For the first time in a while, he had a roof over his head and was eating a solid three meals a day. He met with people from 12-step fellowships and said he “came to realize that these were people who were just like [him] and found a new way to live. It was very attractive, and I bought into it.”
He was sent to a holding and was determined to get well.
“I was paying attention and I was starting to get a little bit of hope back, and some confidence that I was able to do it,” he said.
He owes a great part in helping save his life to a halfway house he stayed at in Malden, Massachusetts. It provided him with right tools to get clean and stay clean with the 12-step fellowship. He said he “chased recovery” by keeping it the main priority in his life, and after 16 months of being clean, he said he will look forward to keep recovery “the number one slot.”
Today, feeling happy and healthy, Rosso believes that he has the most balance in his life that he has ever had before. Recently, he received an opportunity to get back on the baseball field, and now umpires for college baseball. He is not sure what the future holds for him, but believes that if he continues to stay on track, nothing but good can come out of it.
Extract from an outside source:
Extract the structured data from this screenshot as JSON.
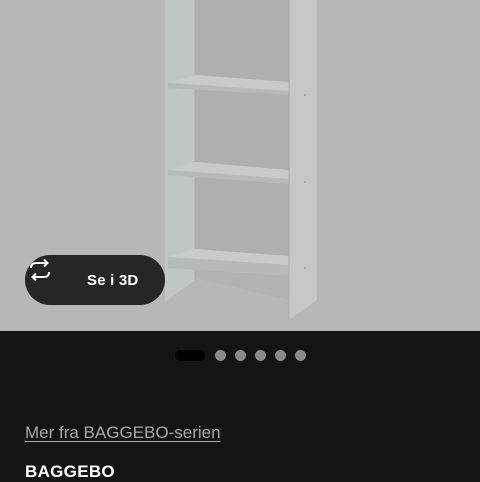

If one thing is for sure, Rosso is exceptionally grateful to be alive and be able to say that his sobriety date is Jan. 6, 2015 and “there’s no reason that should be the anniversary of my death.”
He defined his sobriety as an “unmerited gift.”
“I’m not alone in this process,” he said confidently. “I have peace of mind.”
Rosso’s story is one similar to many others who share or have shared the same struggle. Rosso explained that drug addicts are “not bad people, they are just sick people trying to get help.” It clear to me now that the beginnings of a drug addiction start out as a way to cope with some form of pain. Addiction is not a black and white issue. If people opened their hearts and minds and listened to people like Rosso, they would find they’d be able to emphasize with the torment that drug addicts suffer, and hopefully get closer to ending the stigma of drug addiction.